Huang J, Kuismanen S A, Liu T, Chadwick R B, Johnson C K, Stevens M W, Richards S K, Meek J E, Gao X, Wright F A, Mecklin J P, Järvinen H J, Grönberg H, Bisgaard M L, Lindblom A, Peltomäki P
Division of Human Cancer Genetics, Ohio State University, Columbus 43210, USA.
Cancer Res. 2001 Feb 15;61(4):1619-23.
A set of 90 nonpolypotic colon cancer families in which germ-line mutations of MSH2 and MLH1 had been excluded were screened for mutations in two additional DNA mismatch repair genes, MSH6 and MSH3. Kindreds fulfilling and not fulfilling the Amsterdam I criteria, showing early and late onset colorectal (and other) cancers, and having microsatellite stable and unstable tumors were included. Two partly parallel approaches were used: genetic linkage analysis (19 large families) and the protein truncation test (85, mostly smaller, families). Whereas MSH3 was not involved in any family, a large Amsterdam-positive, late-onset family showed a novel germ-line mutation in MSH6 (deletion of CT at nucleotide 3052 in exon 4). The mutation was identified through genetic linkage (multipoint lod score 2.4) and subsequent sequencing of MSH6. Furthermore, the entire MSH6 gene was sequenced exon by exon in families with frameshift mutations in the (C)8 tract in tumors, previously suggested as a predictor of MSH6 germ-line mutations; no mutations were found. We conclude that germ-line involvement of MSH6 and MSH3 is rare and that other genes are likely to account for a majority of MSH2-, MLH1-mutation negative families with nonpolypotic colon cancer.
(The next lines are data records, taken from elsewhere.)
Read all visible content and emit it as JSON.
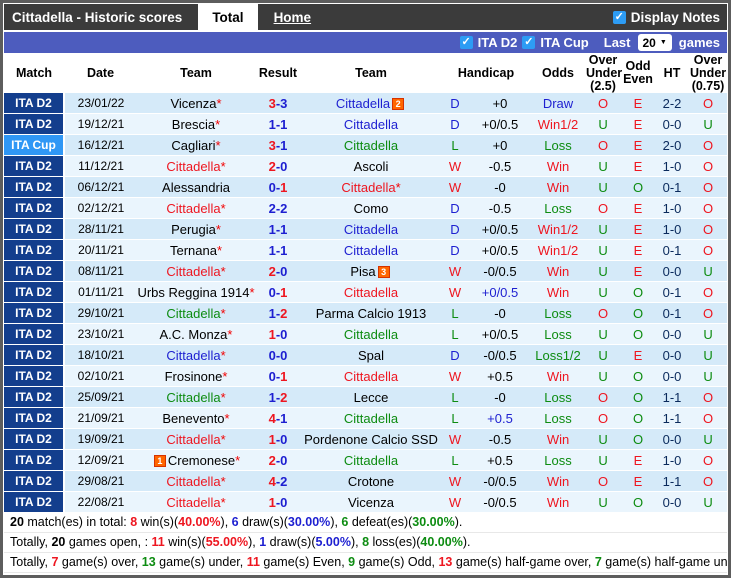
{
  "header": {
    "title": "Cittadella - Historic scores",
    "tabs": [
      {
        "label": "Total",
        "active": true
      },
      {
        "label": "Home",
        "active": false
      }
    ],
    "display_notes": {
      "label": "Display Notes",
      "checked": true
    }
  },
  "filter_bar": {
    "leagues": [
      {
        "label": "ITA D2",
        "checked": true
      },
      {
        "label": "ITA Cup",
        "checked": true
      }
    ],
    "last_label": "Last",
    "games_count": "20",
    "games_label": "games",
    "dropdown_icon": "chevron-down"
  },
  "table": {
    "columns": [
      "Match",
      "Date",
      "Team",
      "Result",
      "Team",
      "Handicap",
      "Odds",
      "Over Under (2.5)",
      "Odd Even",
      "HT",
      "Over Under (0.75)"
    ],
    "rows": [
      {
        "league": "ITA D2",
        "cup": false,
        "date": "23/01/22",
        "t1": "Vicenza",
        "t1star": true,
        "t1cls": "plain",
        "t1badge": "",
        "t2": "Cittadella",
        "t2star": false,
        "t2cls": "draw",
        "t2badge": "2",
        "sh": "3",
        "sa": "3",
        "shcls": "win",
        "sacls": "norm",
        "wdl": "D",
        "wdlcls": "draw",
        "handicap": "+0",
        "hcls": "plain",
        "odds": "Draw",
        "oddscls": "draw",
        "ou25": "O",
        "oddeven": "E",
        "ht": "2-2",
        "ou075": "O"
      },
      {
        "league": "ITA D2",
        "cup": false,
        "date": "19/12/21",
        "t1": "Brescia",
        "t1star": true,
        "t1cls": "plain",
        "t1badge": "",
        "t2": "Cittadella",
        "t2star": false,
        "t2cls": "draw",
        "t2badge": "",
        "sh": "1",
        "sa": "1",
        "shcls": "norm",
        "sacls": "norm",
        "wdl": "D",
        "wdlcls": "draw",
        "handicap": "+0/0.5",
        "hcls": "plain",
        "odds": "Win1/2",
        "oddscls": "win",
        "ou25": "U",
        "oddeven": "E",
        "ht": "0-0",
        "ou075": "U"
      },
      {
        "league": "ITA Cup",
        "cup": true,
        "date": "16/12/21",
        "t1": "Cagliari",
        "t1star": true,
        "t1cls": "plain",
        "t1badge": "",
        "t2": "Cittadella",
        "t2star": false,
        "t2cls": "loss",
        "t2badge": "",
        "sh": "3",
        "sa": "1",
        "shcls": "win",
        "sacls": "norm",
        "wdl": "L",
        "wdlcls": "loss",
        "handicap": "+0",
        "hcls": "plain",
        "odds": "Loss",
        "oddscls": "loss",
        "ou25": "O",
        "oddeven": "E",
        "ht": "2-0",
        "ou075": "O"
      },
      {
        "league": "ITA D2",
        "cup": false,
        "date": "11/12/21",
        "t1": "Cittadella",
        "t1star": true,
        "t1cls": "win",
        "t1badge": "",
        "t2": "Ascoli",
        "t2star": false,
        "t2cls": "plain",
        "t2badge": "",
        "sh": "2",
        "sa": "0",
        "shcls": "win",
        "sacls": "norm",
        "wdl": "W",
        "wdlcls": "win",
        "handicap": "-0.5",
        "hcls": "plain",
        "odds": "Win",
        "oddscls": "win",
        "ou25": "U",
        "oddeven": "E",
        "ht": "1-0",
        "ou075": "O"
      },
      {
        "league": "ITA D2",
        "cup": false,
        "date": "06/12/21",
        "t1": "Alessandria",
        "t1star": false,
        "t1cls": "plain",
        "t1badge": "",
        "t2": "Cittadella",
        "t2star": true,
        "t2cls": "win",
        "t2badge": "",
        "sh": "0",
        "sa": "1",
        "shcls": "norm",
        "sacls": "win",
        "wdl": "W",
        "wdlcls": "win",
        "handicap": "-0",
        "hcls": "plain",
        "odds": "Win",
        "oddscls": "win",
        "ou25": "U",
        "oddeven": "O",
        "ht": "0-1",
        "ou075": "O"
      },
      {
        "league": "ITA D2",
        "cup": false,
        "date": "02/12/21",
        "t1": "Cittadella",
        "t1star": true,
        "t1cls": "win",
        "t1badge": "",
        "t2": "Como",
        "t2star": false,
        "t2cls": "plain",
        "t2badge": "",
        "sh": "2",
        "sa": "2",
        "shcls": "norm",
        "sacls": "norm",
        "wdl": "D",
        "wdlcls": "draw",
        "handicap": "-0.5",
        "hcls": "plain",
        "odds": "Loss",
        "oddscls": "loss",
        "ou25": "O",
        "oddeven": "E",
        "ht": "1-0",
        "ou075": "O"
      },
      {
        "league": "ITA D2",
        "cup": false,
        "date": "28/11/21",
        "t1": "Perugia",
        "t1star": true,
        "t1cls": "plain",
        "t1badge": "",
        "t2": "Cittadella",
        "t2star": false,
        "t2cls": "draw",
        "t2badge": "",
        "sh": "1",
        "sa": "1",
        "shcls": "norm",
        "sacls": "norm",
        "wdl": "D",
        "wdlcls": "draw",
        "handicap": "+0/0.5",
        "hcls": "plain",
        "odds": "Win1/2",
        "oddscls": "win",
        "ou25": "U",
        "oddeven": "E",
        "ht": "1-0",
        "ou075": "O"
      },
      {
        "league": "ITA D2",
        "cup": false,
        "date": "20/11/21",
        "t1": "Ternana",
        "t1star": true,
        "t1cls": "plain",
        "t1badge": "",
        "t2": "Cittadella",
        "t2star": false,
        "t2cls": "draw",
        "t2badge": "",
        "sh": "1",
        "sa": "1",
        "shcls": "norm",
        "sacls": "norm",
        "wdl": "D",
        "wdlcls": "draw",
        "handicap": "+0/0.5",
        "hcls": "plain",
        "odds": "Win1/2",
        "oddscls": "win",
        "ou25": "U",
        "oddeven": "E",
        "ht": "0-1",
        "ou075": "O"
      },
      {
        "league": "ITA D2",
        "cup": false,
        "date": "08/11/21",
        "t1": "Cittadella",
        "t1star": true,
        "t1cls": "win",
        "t1badge": "",
        "t2": "Pisa",
        "t2star": false,
        "t2cls": "plain",
        "t2badge": "3",
        "sh": "2",
        "sa": "0",
        "shcls": "win",
        "sacls": "norm",
        "wdl": "W",
        "wdlcls": "win",
        "handicap": "-0/0.5",
        "hcls": "plain",
        "odds": "Win",
        "oddscls": "win",
        "ou25": "U",
        "oddeven": "E",
        "ht": "0-0",
        "ou075": "U"
      },
      {
        "league": "ITA D2",
        "cup": false,
        "date": "01/11/21",
        "t1": "Urbs Reggina 1914",
        "t1star": true,
        "t1cls": "plain",
        "t1badge": "",
        "t2": "Cittadella",
        "t2star": false,
        "t2cls": "win",
        "t2badge": "",
        "sh": "0",
        "sa": "1",
        "shcls": "norm",
        "sacls": "win",
        "wdl": "W",
        "wdlcls": "win",
        "handicap": "+0/0.5",
        "hcls": "blue",
        "odds": "Win",
        "oddscls": "win",
        "ou25": "U",
        "oddeven": "O",
        "ht": "0-1",
        "ou075": "O"
      },
      {
        "league": "ITA D2",
        "cup": false,
        "date": "29/10/21",
        "t1": "Cittadella",
        "t1star": true,
        "t1cls": "loss",
        "t1badge": "",
        "t2": "Parma Calcio 1913",
        "t2star": false,
        "t2cls": "plain",
        "t2badge": "",
        "sh": "1",
        "sa": "2",
        "shcls": "norm",
        "sacls": "win",
        "wdl": "L",
        "wdlcls": "loss",
        "handicap": "-0",
        "hcls": "plain",
        "odds": "Loss",
        "oddscls": "loss",
        "ou25": "O",
        "oddeven": "O",
        "ht": "0-1",
        "ou075": "O"
      },
      {
        "league": "ITA D2",
        "cup": false,
        "date": "23/10/21",
        "t1": "A.C. Monza",
        "t1star": true,
        "t1cls": "plain",
        "t1badge": "",
        "t2": "Cittadella",
        "t2star": false,
        "t2cls": "loss",
        "t2badge": "",
        "sh": "1",
        "sa": "0",
        "shcls": "win",
        "sacls": "norm",
        "wdl": "L",
        "wdlcls": "loss",
        "handicap": "+0/0.5",
        "hcls": "plain",
        "odds": "Loss",
        "oddscls": "loss",
        "ou25": "U",
        "oddeven": "O",
        "ht": "0-0",
        "ou075": "U"
      },
      {
        "league": "ITA D2",
        "cup": false,
        "date": "18/10/21",
        "t1": "Cittadella",
        "t1star": true,
        "t1cls": "draw",
        "t1badge": "",
        "t2": "Spal",
        "t2star": false,
        "t2cls": "plain",
        "t2badge": "",
        "sh": "0",
        "sa": "0",
        "shcls": "norm",
        "sacls": "norm",
        "wdl": "D",
        "wdlcls": "draw",
        "handicap": "-0/0.5",
        "hcls": "plain",
        "odds": "Loss1/2",
        "oddscls": "loss",
        "ou25": "U",
        "oddeven": "E",
        "ht": "0-0",
        "ou075": "U"
      },
      {
        "league": "ITA D2",
        "cup": false,
        "date": "02/10/21",
        "t1": "Frosinone",
        "t1star": true,
        "t1cls": "plain",
        "t1badge": "",
        "t2": "Cittadella",
        "t2star": false,
        "t2cls": "win",
        "t2badge": "",
        "sh": "0",
        "sa": "1",
        "shcls": "norm",
        "sacls": "win",
        "wdl": "W",
        "wdlcls": "win",
        "handicap": "+0.5",
        "hcls": "plain",
        "odds": "Win",
        "oddscls": "win",
        "ou25": "U",
        "oddeven": "O",
        "ht": "0-0",
        "ou075": "U"
      },
      {
        "league": "ITA D2",
        "cup": false,
        "date": "25/09/21",
        "t1": "Cittadella",
        "t1star": true,
        "t1cls": "loss",
        "t1badge": "",
        "t2": "Lecce",
        "t2star": false,
        "t2cls": "plain",
        "t2badge": "",
        "sh": "1",
        "sa": "2",
        "shcls": "norm",
        "sacls": "win",
        "wdl": "L",
        "wdlcls": "loss",
        "handicap": "-0",
        "hcls": "plain",
        "odds": "Loss",
        "oddscls": "loss",
        "ou25": "O",
        "oddeven": "O",
        "ht": "1-1",
        "ou075": "O"
      },
      {
        "league": "ITA D2",
        "cup": false,
        "date": "21/09/21",
        "t1": "Benevento",
        "t1star": true,
        "t1cls": "plain",
        "t1badge": "",
        "t2": "Cittadella",
        "t2star": false,
        "t2cls": "loss",
        "t2badge": "",
        "sh": "4",
        "sa": "1",
        "shcls": "win",
        "sacls": "norm",
        "wdl": "L",
        "wdlcls": "loss",
        "handicap": "+0.5",
        "hcls": "blue",
        "odds": "Loss",
        "oddscls": "loss",
        "ou25": "O",
        "oddeven": "O",
        "ht": "1-1",
        "ou075": "O"
      },
      {
        "league": "ITA D2",
        "cup": false,
        "date": "19/09/21",
        "t1": "Cittadella",
        "t1star": true,
        "t1cls": "win",
        "t1badge": "",
        "t2": "Pordenone Calcio SSD",
        "t2star": false,
        "t2cls": "plain",
        "t2badge": "",
        "sh": "1",
        "sa": "0",
        "shcls": "win",
        "sacls": "norm",
        "wdl": "W",
        "wdlcls": "win",
        "handicap": "-0.5",
        "hcls": "plain",
        "odds": "Win",
        "oddscls": "win",
        "ou25": "U",
        "oddeven": "O",
        "ht": "0-0",
        "ou075": "U"
      },
      {
        "league": "ITA D2",
        "cup": false,
        "date": "12/09/21",
        "t1": "Cremonese",
        "t1star": true,
        "t1cls": "plain",
        "t1badge": "1",
        "t2": "Cittadella",
        "t2star": false,
        "t2cls": "loss",
        "t2badge": "",
        "sh": "2",
        "sa": "0",
        "shcls": "win",
        "sacls": "norm",
        "wdl": "L",
        "wdlcls": "loss",
        "handicap": "+0.5",
        "hcls": "plain",
        "odds": "Loss",
        "oddscls": "loss",
        "ou25": "U",
        "oddeven": "E",
        "ht": "1-0",
        "ou075": "O"
      },
      {
        "league": "ITA D2",
        "cup": false,
        "date": "29/08/21",
        "t1": "Cittadella",
        "t1star": true,
        "t1cls": "win",
        "t1badge": "",
        "t2": "Crotone",
        "t2star": false,
        "t2cls": "plain",
        "t2badge": "",
        "sh": "4",
        "sa": "2",
        "shcls": "win",
        "sacls": "norm",
        "wdl": "W",
        "wdlcls": "win",
        "handicap": "-0/0.5",
        "hcls": "plain",
        "odds": "Win",
        "oddscls": "win",
        "ou25": "O",
        "oddeven": "E",
        "ht": "1-1",
        "ou075": "O"
      },
      {
        "league": "ITA D2",
        "cup": false,
        "date": "22/08/21",
        "t1": "Cittadella",
        "t1star": true,
        "t1cls": "win",
        "t1badge": "",
        "t2": "Vicenza",
        "t2star": false,
        "t2cls": "plain",
        "t2badge": "",
        "sh": "1",
        "sa": "0",
        "shcls": "win",
        "sacls": "norm",
        "wdl": "W",
        "wdlcls": "win",
        "handicap": "-0/0.5",
        "hcls": "plain",
        "odds": "Win",
        "oddscls": "win",
        "ou25": "U",
        "oddeven": "O",
        "ht": "0-0",
        "ou075": "U"
      }
    ]
  },
  "footer": {
    "lines": [
      [
        {
          "t": "20",
          "c": "bold"
        },
        {
          "t": " match(es) in total: "
        },
        {
          "t": "8",
          "c": "win"
        },
        {
          "t": " win(s)("
        },
        {
          "t": "40.00%",
          "c": "win"
        },
        {
          "t": "), "
        },
        {
          "t": "6",
          "c": "draw"
        },
        {
          "t": " draw(s)("
        },
        {
          "t": "30.00%",
          "c": "draw"
        },
        {
          "t": "), "
        },
        {
          "t": "6",
          "c": "loss"
        },
        {
          "t": " defeat(es)("
        },
        {
          "t": "30.00%",
          "c": "loss"
        },
        {
          "t": ")."
        }
      ],
      [
        {
          "t": "Totally, "
        },
        {
          "t": "20",
          "c": "bold"
        },
        {
          "t": " games open, : "
        },
        {
          "t": "11",
          "c": "win"
        },
        {
          "t": " win(s)("
        },
        {
          "t": "55.00%",
          "c": "win"
        },
        {
          "t": "), "
        },
        {
          "t": "1",
          "c": "draw"
        },
        {
          "t": " draw(s)("
        },
        {
          "t": "5.00%",
          "c": "draw"
        },
        {
          "t": "), "
        },
        {
          "t": "8",
          "c": "loss"
        },
        {
          "t": " loss(es)("
        },
        {
          "t": "40.00%",
          "c": "loss"
        },
        {
          "t": ")."
        }
      ],
      [
        {
          "t": "Totally, "
        },
        {
          "t": "7",
          "c": "win"
        },
        {
          "t": " game(s) over, "
        },
        {
          "t": "13",
          "c": "loss"
        },
        {
          "t": " game(s) under, "
        },
        {
          "t": "11",
          "c": "win"
        },
        {
          "t": " game(s) Even, "
        },
        {
          "t": "9",
          "c": "loss"
        },
        {
          "t": " game(s) Odd, "
        },
        {
          "t": "13",
          "c": "win"
        },
        {
          "t": " game(s) half-game over, "
        },
        {
          "t": "7",
          "c": "loss"
        },
        {
          "t": " game(s) half-game under"
        }
      ]
    ]
  },
  "colors": {
    "win_red": "#ee1620",
    "draw_blue": "#1d1fd1",
    "loss_green": "#0d8c11",
    "league_navy": "#133e8d",
    "cup_blue": "#2f97f5",
    "filter_bar_indigo": "#4d5cbe",
    "checkbox_blue": "#2d9cf4",
    "badge_orange": "#ff6600",
    "row_odd": "#d5eaf9",
    "row_even": "#eaf5fd",
    "titlebar_gray": "#3b3b3b"
  }
}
对一组90个非息肉病性结肠癌家族进行筛查,这些家族已排除MSH2和MLH1的种系突变,以检测另外两个DNA错配修复基因MSH6和MSH3中的突变。纳入了符合和不符合阿姆斯特丹I标准、表现为早发和晚发结直肠癌(及其他癌症)以及具有微卫星稳定和不稳定肿瘤的家族。采用了两种部分平行的方法:基因连锁分析(19个大家系)和蛋白质截短试验(85个家系,大多为小家系)。虽然没有任何家族涉及MSH3,但一个大型的阿姆斯特丹阳性、晚发家系在MSH6中显示出一种新的种系突变(外显子4中第3052位核苷酸处的CT缺失)。该突变通过基因连锁分析(多点连锁分数为2.4)及随后的MSH6测序得以鉴定。此外,对肿瘤中(C)8序列存在移码突变的家族逐外显子对整个MSH6基因进行测序,此前认为这可作为MSH6种系突变的预测指标;但未发现突变。我们得出结论,MSH6和MSH3的种系参与很少见,其他基因可能是大多数MSH2、MLH1突变阴性的非息肉病性结肠癌家族的病因。